The Phenol coefficient, is now largely of historical interest, although the principles upon which it is based are still used. It is a measure of the bactericidal activity of a chemical compound in relation to phenol. When listed numerically, the figure expressing the disinfecting power of a substance by relating it to the disinfecting power of phenol may be a function of the standardized test performed. For example, the Rideal–Walker method, introduced in 1903 gives a Rideal–Walker coefficient and the U.S. Department of Agriculture method gives a U.S. Department of Agriculture coefficient.

To calculate phenol coefficient, the concentration of phenol at which the compound kills the test organism in 10 minutes, but not in 5 minutes, is divided by the concentration of the test compound that kills the organism under the same conditions (or, probably more common, dividing the dilution factor at which the tested substance shows activity by the dilution factor at which phenol shows comparable activity). The Rideal–Walker test was widely used, but the test conditions chosen were unrealistic, and impossibly high values for the coefficient were claimed by disinfectant manufacturers.
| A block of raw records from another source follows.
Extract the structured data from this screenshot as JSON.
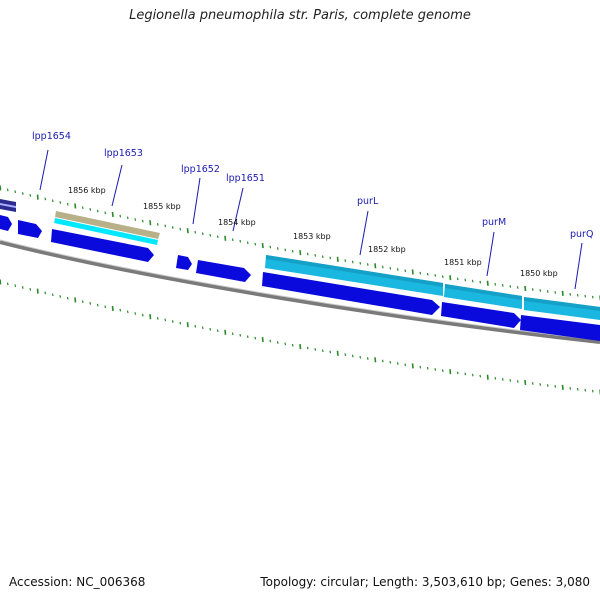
{
  "title": "Legionella pneumophila str. Paris, complete genome",
  "footer": {
    "accession": "Accession: NC_006368",
    "summary": "Topology: circular; Length: 3,503,610 bp; Genes: 3,080"
  },
  "colors": {
    "gene_blue": "#0a0adc",
    "gene_navy": "#2c2c90",
    "gene_cyan": "#1ac8e8",
    "gene_lightcyan": "#00e8ff",
    "gene_tan": "#b8b088",
    "backbone": "#888888",
    "tick_green": "#2a8a2a",
    "label_blue": "#1a1ab0"
  },
  "genes": [
    {
      "name": "lpp1654"
    },
    {
      "name": "lpp1653"
    },
    {
      "name": "lpp1652"
    },
    {
      "name": "lpp1651"
    },
    {
      "name": "purL"
    },
    {
      "name": "purM"
    },
    {
      "name": "purQ"
    }
  ],
  "ticks": [
    {
      "label": "1856 kbp"
    },
    {
      "label": "1855 kbp"
    },
    {
      "label": "1854 kbp"
    },
    {
      "label": "1853 kbp"
    },
    {
      "label": "1852 kbp"
    },
    {
      "label": "1851 kbp"
    },
    {
      "label": "1850 kbp"
    }
  ]
}
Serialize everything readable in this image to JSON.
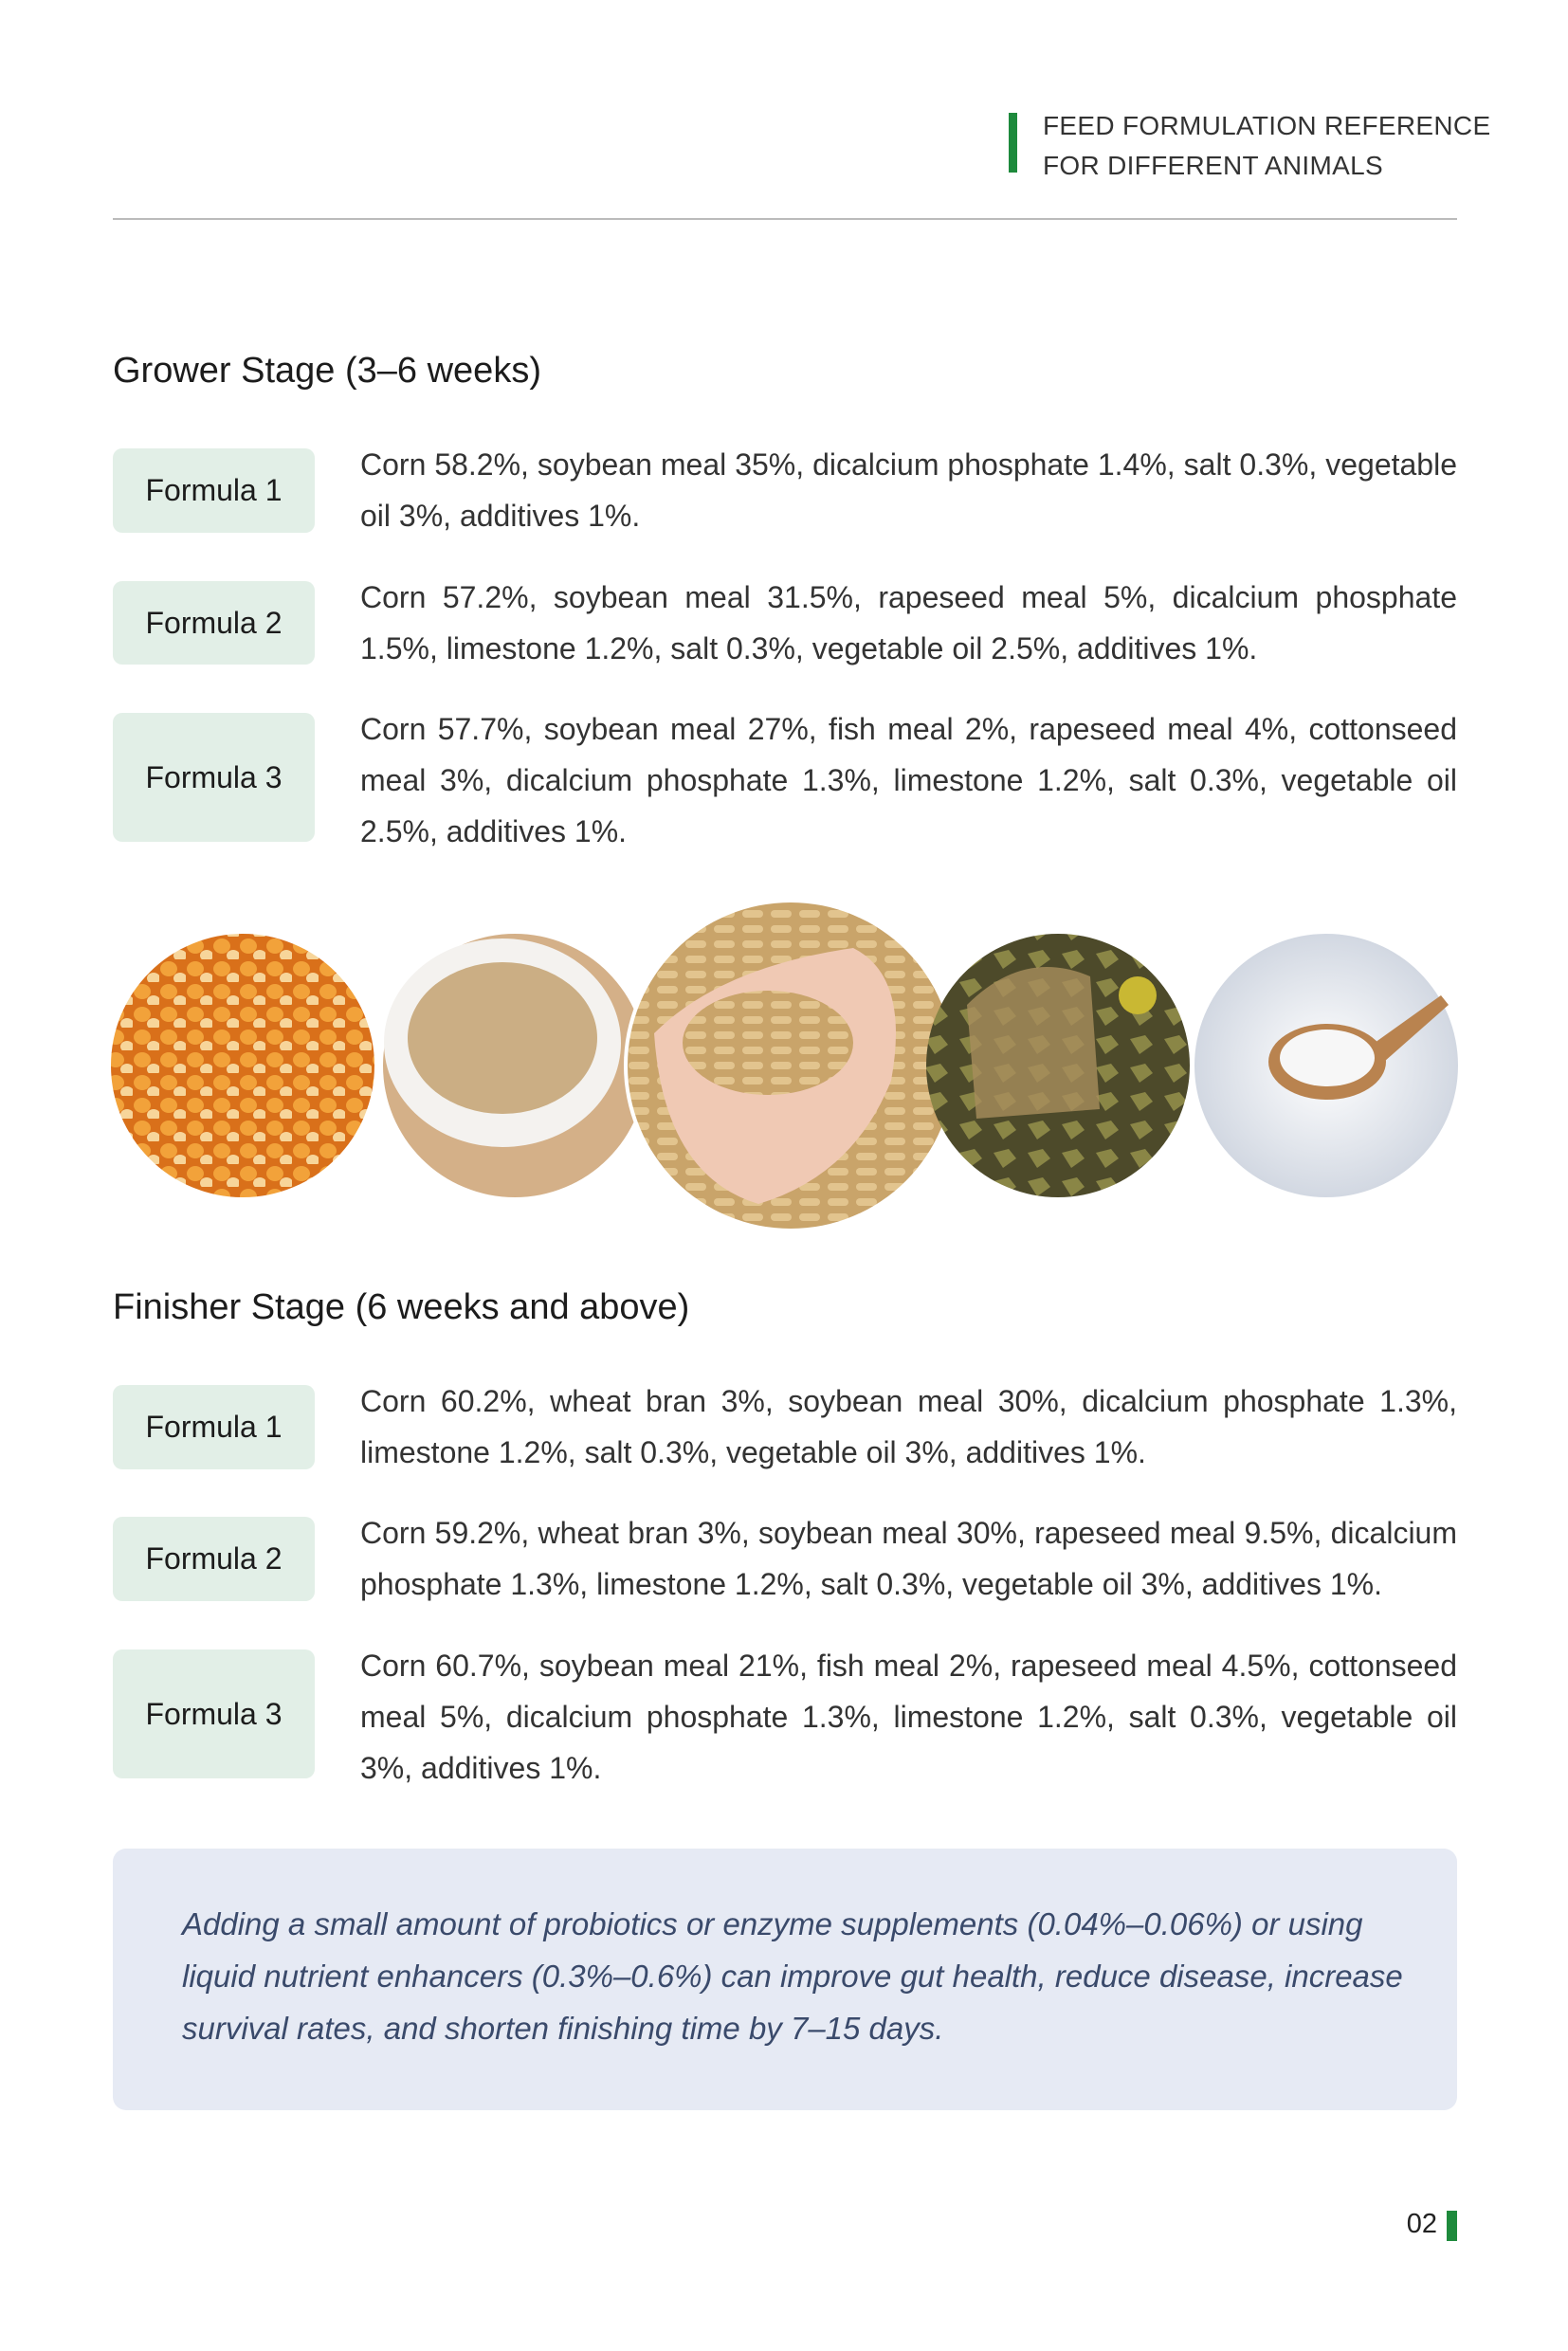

Distinguished bacteriologist Sir Ashley Miles, reviewing the subject, described the test as "...at best a grossly over-simplified answer to a difficult problem and, at worst little short of bacteriological prostitution". Modifications were made by Dame Harriette Chick and Sir Charles James Martin in 1908. They used more realistic conditions, including 3% sterile faeces to mimic the conditions in which many disinfectants were used. The Chick–Martin test was then widely used until replaced by more suitable tests not reliant on phenol and reflecting the conditions in which modern disinfectants are used.

Calculations by Harriette Chick showed that the killing of bacteria by disinfectants followed first order kinetics. So, the bactericidal activity of a particular disinfectant at a given concentration can be expressed as a constant (k) calculated by employing the formula k = N/C·T where N is the number of surviving cells, C is the concentration of agent applied and T is the time for which the agent is applied, so k is inversely proportional to dose (C·T is collectively called dose).

One way to compare disinfectants is to compare how well they do against a known disinfectant and rate them accordingly using the Phenol coefficient. The disinfectant to be tested is compared with phenol on a standard microbe (usually Salmonella typhi or Staphylococcus aureus). Disinfectants that are more effective than phenol have a coefficient greater than 1; those that are less effective have a coefficient less than 1.